One more thing. Since MySQL is a kind of common layer, on the one hand, and a bunch of pluggable engines, on the other hand, including built-in ones, there is a divine NDB cluster from a certain point, which is told about cool. There is a fully synchronous master replication, a very accessible in-memory database ... But there is one nuance - as soon as you start looking for people who use NDB cluster in production, there are very few people like that.

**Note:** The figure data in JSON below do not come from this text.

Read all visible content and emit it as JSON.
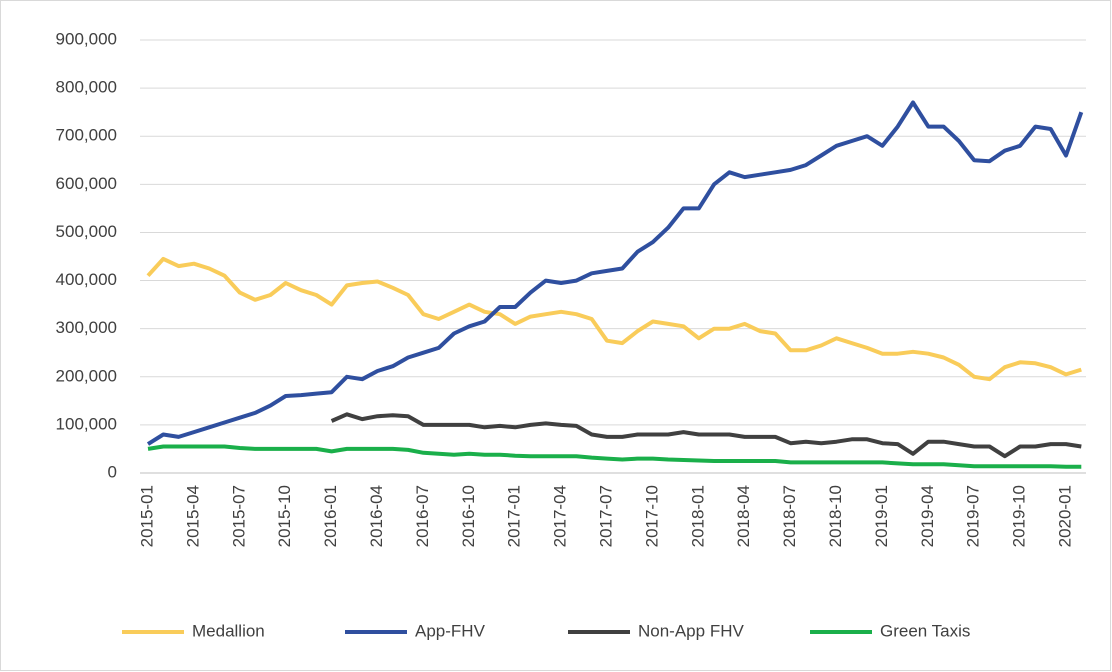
{
  "chart_data": {
    "type": "line",
    "categories": [
      "2015-01",
      null,
      null,
      "2015-04",
      null,
      null,
      "2015-07",
      null,
      null,
      "2015-10",
      null,
      null,
      "2016-01",
      null,
      null,
      "2016-04",
      null,
      null,
      "2016-07",
      null,
      null,
      "2016-10",
      null,
      null,
      "2017-01",
      null,
      null,
      "2017-04",
      null,
      null,
      "2017-07",
      null,
      null,
      "2017-10",
      null,
      null,
      "2018-01",
      null,
      null,
      "2018-04",
      null,
      null,
      "2018-07",
      null,
      null,
      "2018-10",
      null,
      null,
      "2019-01",
      null,
      null,
      "2019-04",
      null,
      null,
      "2019-07",
      null,
      null,
      "2019-10",
      null,
      null,
      "2020-01",
      null
    ],
    "series": [
      {
        "name": "Medallion",
        "color": "#f9cc5a",
        "values": [
          410000,
          445000,
          430000,
          435000,
          425000,
          410000,
          375000,
          360000,
          370000,
          395000,
          380000,
          370000,
          350000,
          390000,
          395000,
          398000,
          385000,
          370000,
          330000,
          320000,
          335000,
          350000,
          335000,
          330000,
          310000,
          325000,
          330000,
          335000,
          330000,
          320000,
          275000,
          270000,
          295000,
          315000,
          310000,
          305000,
          280000,
          300000,
          300000,
          310000,
          295000,
          290000,
          255000,
          255000,
          265000,
          280000,
          270000,
          260000,
          248000,
          248000,
          252000,
          248000,
          240000,
          225000,
          200000,
          195000,
          220000,
          230000,
          228000,
          220000,
          205000,
          215000
        ]
      },
      {
        "name": "App-FHV",
        "color": "#2f4f9f",
        "values": [
          60000,
          80000,
          75000,
          85000,
          95000,
          105000,
          115000,
          125000,
          140000,
          160000,
          162000,
          165000,
          168000,
          200000,
          195000,
          212000,
          222000,
          240000,
          250000,
          260000,
          290000,
          305000,
          315000,
          345000,
          345000,
          375000,
          400000,
          395000,
          400000,
          415000,
          420000,
          425000,
          460000,
          480000,
          510000,
          550000,
          550000,
          600000,
          625000,
          615000,
          620000,
          625000,
          630000,
          640000,
          660000,
          680000,
          690000,
          700000,
          680000,
          720000,
          770000,
          720000,
          720000,
          690000,
          650000,
          648000,
          670000,
          680000,
          720000,
          715000,
          660000,
          750000
        ]
      },
      {
        "name": "Non-App FHV",
        "color": "#404040",
        "values": [
          null,
          null,
          null,
          null,
          null,
          null,
          null,
          null,
          null,
          null,
          null,
          null,
          108000,
          122000,
          112000,
          118000,
          120000,
          118000,
          100000,
          100000,
          100000,
          100000,
          95000,
          98000,
          95000,
          100000,
          103000,
          100000,
          98000,
          80000,
          75000,
          75000,
          80000,
          80000,
          80000,
          85000,
          80000,
          80000,
          80000,
          75000,
          75000,
          75000,
          62000,
          65000,
          62000,
          65000,
          70000,
          70000,
          62000,
          60000,
          40000,
          65000,
          65000,
          60000,
          55000,
          55000,
          35000,
          55000,
          55000,
          60000,
          60000,
          55000
        ]
      },
      {
        "name": "Green Taxis",
        "color": "#1aaf4a",
        "values": [
          50000,
          55000,
          55000,
          55000,
          55000,
          55000,
          52000,
          50000,
          50000,
          50000,
          50000,
          50000,
          45000,
          50000,
          50000,
          50000,
          50000,
          48000,
          42000,
          40000,
          38000,
          40000,
          38000,
          38000,
          36000,
          35000,
          35000,
          35000,
          35000,
          32000,
          30000,
          28000,
          30000,
          30000,
          28000,
          27000,
          26000,
          25000,
          25000,
          25000,
          25000,
          25000,
          22000,
          22000,
          22000,
          22000,
          22000,
          22000,
          22000,
          20000,
          18000,
          18000,
          18000,
          16000,
          14000,
          14000,
          14000,
          14000,
          14000,
          14000,
          13000,
          13000
        ]
      }
    ],
    "ylim": [
      0,
      900000
    ],
    "yticks": [
      0,
      {
        "value": 100000,
        "label": "100,000"
      },
      {
        "value": 200000,
        "label": "200,000"
      },
      {
        "value": 300000,
        "label": "300,000"
      },
      {
        "value": 400000,
        "label": "400,000"
      },
      {
        "value": 500000,
        "label": "500,000"
      },
      {
        "value": 600000,
        "label": "600,000"
      },
      {
        "value": 700000,
        "label": "700,000"
      },
      {
        "value": 800000,
        "label": "800,000"
      },
      {
        "value": 900000,
        "label": "900,000"
      }
    ],
    "grid": true,
    "legend": "bottom"
  }
}
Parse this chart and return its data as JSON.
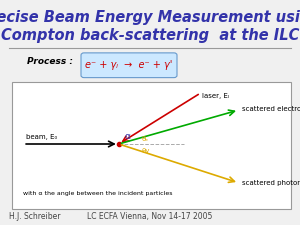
{
  "title_line1": "Precise Beam Energy Measurement using",
  "title_line2": "Compton back-scattering  at the ILC",
  "title_color": "#3333aa",
  "title_fontsize": 10.5,
  "process_label": "Process :",
  "process_formula": "e⁻ + γₗ  →  e⁻ + γ'",
  "formula_color": "#cc0000",
  "beam_label": "beam, E₀",
  "laser_label": "laser, Eₗ",
  "scattered_e_label": "scattered electron, Eₑ",
  "scattered_ph_label": "scattered photon, Eγ",
  "angle_label": "α",
  "angle_label2": "θₑ",
  "angle_label3": "θγ",
  "note_text": "with α the angle between the incident particles",
  "footer_left": "H.J. Schreiber",
  "footer_right": "LC ECFA Vienna, Nov 14-17 2005",
  "footer_fontsize": 5.5,
  "beam_color": "#000000",
  "laser_color": "#cc0000",
  "electron_color": "#00aa00",
  "photon_color": "#ddaa00",
  "dot_color": "#cc0000",
  "dashed_color": "#aaaaaa",
  "hline_color": "#999999",
  "box_edge_color": "#999999",
  "formula_box_face": "#cce8ff",
  "formula_box_edge": "#6699cc"
}
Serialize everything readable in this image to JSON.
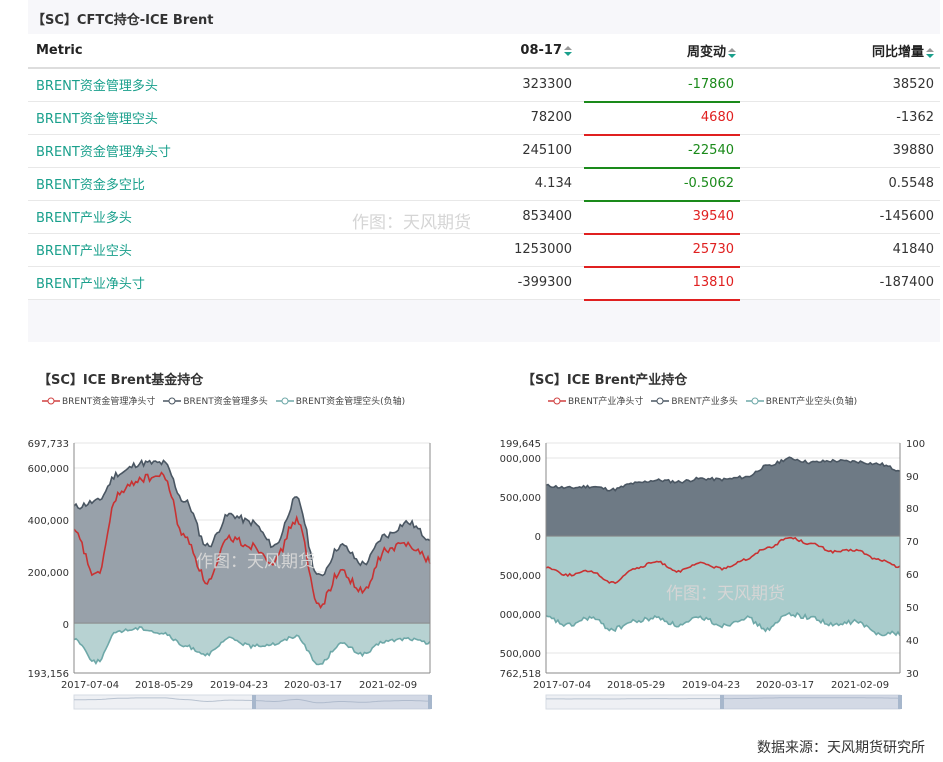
{
  "top": {
    "title": "【SC】CFTC持仓-ICE Brent",
    "headers": {
      "metric": "Metric",
      "date": "08-17",
      "chg": "周变动",
      "yoy": "同比增量"
    },
    "rows": [
      {
        "metric": "BRENT资金管理多头",
        "value": "323300",
        "chg": "-17860",
        "yoy": "38520",
        "dir": "down"
      },
      {
        "metric": "BRENT资金管理空头",
        "value": "78200",
        "chg": "4680",
        "yoy": "-1362",
        "dir": "up"
      },
      {
        "metric": "BRENT资金管理净头寸",
        "value": "245100",
        "chg": "-22540",
        "yoy": "39880",
        "dir": "down"
      },
      {
        "metric": "BRENT资金多空比",
        "value": "4.134",
        "chg": "-0.5062",
        "yoy": "0.5548",
        "dir": "down"
      },
      {
        "metric": "BRENT产业多头",
        "value": "853400",
        "chg": "39540",
        "yoy": "-145600",
        "dir": "up"
      },
      {
        "metric": "BRENT产业空头",
        "value": "1253000",
        "chg": "25730",
        "yoy": "41840",
        "dir": "up"
      },
      {
        "metric": "BRENT产业净头寸",
        "value": "-399300",
        "chg": "13810",
        "yoy": "-187400",
        "dir": "up"
      }
    ],
    "watermark": "作图：天风期货"
  },
  "colors": {
    "up": "#e02020",
    "down": "#1a8a1a",
    "teal": "#1aa08c",
    "fund_long": "#4a5662",
    "net": "#d04040",
    "short": "#6ea8a8"
  },
  "charts": {
    "left": {
      "title": "【SC】ICE Brent基金持仓",
      "legend": [
        "BRENT资金管理净头寸",
        "BRENT资金管理多头",
        "BRENT资金管理空头(负轴)"
      ],
      "yticks": [
        "697,733",
        "600,000",
        "400,000",
        "200,000",
        "0",
        "193,156"
      ],
      "xticks": [
        "2017-07-04",
        "2018-05-29",
        "2019-04-23",
        "2020-03-17",
        "2021-02-09"
      ],
      "watermark": "作图：天风期货"
    },
    "right": {
      "title": "【SC】ICE Brent产业持仓",
      "legend": [
        "BRENT产业净头寸",
        "BRENT产业多头",
        "BRENT产业空头(负轴)"
      ],
      "yticks_left": [
        "199,645",
        "000,000",
        "500,000",
        "0",
        "500,000",
        "000,000",
        "500,000",
        "762,518"
      ],
      "yticks_right": [
        "100",
        "90",
        "80",
        "70",
        "60",
        "50",
        "40",
        "30"
      ],
      "xticks": [
        "2017-07-04",
        "2018-05-29",
        "2019-04-23",
        "2020-03-17",
        "2021-02-09"
      ],
      "watermark": "作图：天风期货"
    }
  },
  "chart_data": [
    {
      "type": "area",
      "title": "【SC】ICE Brent基金持仓",
      "x": [
        "2017-07",
        "2017-10",
        "2018-01",
        "2018-04",
        "2018-07",
        "2018-10",
        "2019-01",
        "2019-04",
        "2019-07",
        "2019-10",
        "2020-01",
        "2020-04",
        "2020-07",
        "2020-10",
        "2021-01",
        "2021-04",
        "2021-08"
      ],
      "ylim": [
        -193156,
        697733
      ],
      "series": [
        {
          "name": "BRENT资金管理多头",
          "values": [
            450000,
            470000,
            580000,
            620000,
            620000,
            470000,
            300000,
            420000,
            390000,
            300000,
            480000,
            180000,
            300000,
            230000,
            340000,
            390000,
            330000
          ]
        },
        {
          "name": "BRENT资金管理净头寸",
          "values": [
            350000,
            180000,
            500000,
            560000,
            570000,
            330000,
            160000,
            330000,
            300000,
            240000,
            400000,
            70000,
            200000,
            120000,
            280000,
            310000,
            245100
          ]
        },
        {
          "name": "BRENT资金管理空头(负轴)",
          "values": [
            -60000,
            -150000,
            -30000,
            -20000,
            -40000,
            -90000,
            -120000,
            -60000,
            -90000,
            -80000,
            -50000,
            -160000,
            -80000,
            -120000,
            -70000,
            -60000,
            -78200
          ]
        }
      ]
    },
    {
      "type": "area",
      "title": "【SC】ICE Brent产业持仓",
      "x": [
        "2017-07",
        "2017-10",
        "2018-01",
        "2018-04",
        "2018-07",
        "2018-10",
        "2019-01",
        "2019-04",
        "2019-07",
        "2019-10",
        "2020-01",
        "2020-04",
        "2020-07",
        "2020-10",
        "2021-01",
        "2021-04",
        "2021-08"
      ],
      "series": [
        {
          "name": "BRENT产业多头",
          "values": [
            650000,
            620000,
            640000,
            600000,
            680000,
            720000,
            700000,
            740000,
            730000,
            760000,
            900000,
            1000000,
            950000,
            970000,
            960000,
            930000,
            853400
          ]
        },
        {
          "name": "BRENT产业空头(负轴)",
          "values": [
            -1050000,
            -1150000,
            -1050000,
            -1200000,
            -1100000,
            -1050000,
            -1150000,
            -1050000,
            -1150000,
            -1050000,
            -1200000,
            -1000000,
            -1050000,
            -1150000,
            -1100000,
            -1250000,
            -1253000
          ]
        },
        {
          "name": "BRENT产业净头寸",
          "values": [
            -400000,
            -500000,
            -450000,
            -600000,
            -420000,
            -330000,
            -450000,
            -350000,
            -420000,
            -300000,
            -150000,
            -20000,
            -100000,
            -200000,
            -180000,
            -300000,
            -399300
          ]
        }
      ]
    }
  ],
  "source": "数据来源：天风期货研究所"
}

What does the wizard do when you decide to enable replication? On the master there are quite a few additional movements. As usual, we receive requests over the network, parse them, drive transactions, commit them, etc. In addition to this, at the logical level MySQL, the wizard begins to maintain a binary log file, not quite a text file, into which everything changes are being streamed. Also, the wizard can send these logs over the network. All this is very simple and it seems to work.

What does a slave do? It is better not to send changes to the slave, because you can get into the incomprehensible. The slave has a little more work. In addition to keeping one additional log and sending it on request, there is also a thread that goes to the remote master, perhaps not even one, and downloads the binary log from there. The decision “let's go to several remote masters and download various logs from them” is ambiguous. On the one hand it is not bad, but on the other there is an instant divergence. It is impossible to physically copy files via SCP, one log is already obtained on the server, we locate our positions locally, we add them to the grid, add them to a separate log, another thread runs and tries to play these local logs. The most hellish, in my opinion, is that up to version 5.6 the identification of a transaction in the log occurred by the file name and position on the master. An interesting decision.

Here is the write path that a simple insert passes without replicating:

The application is connected to the server, put in the table and hang up.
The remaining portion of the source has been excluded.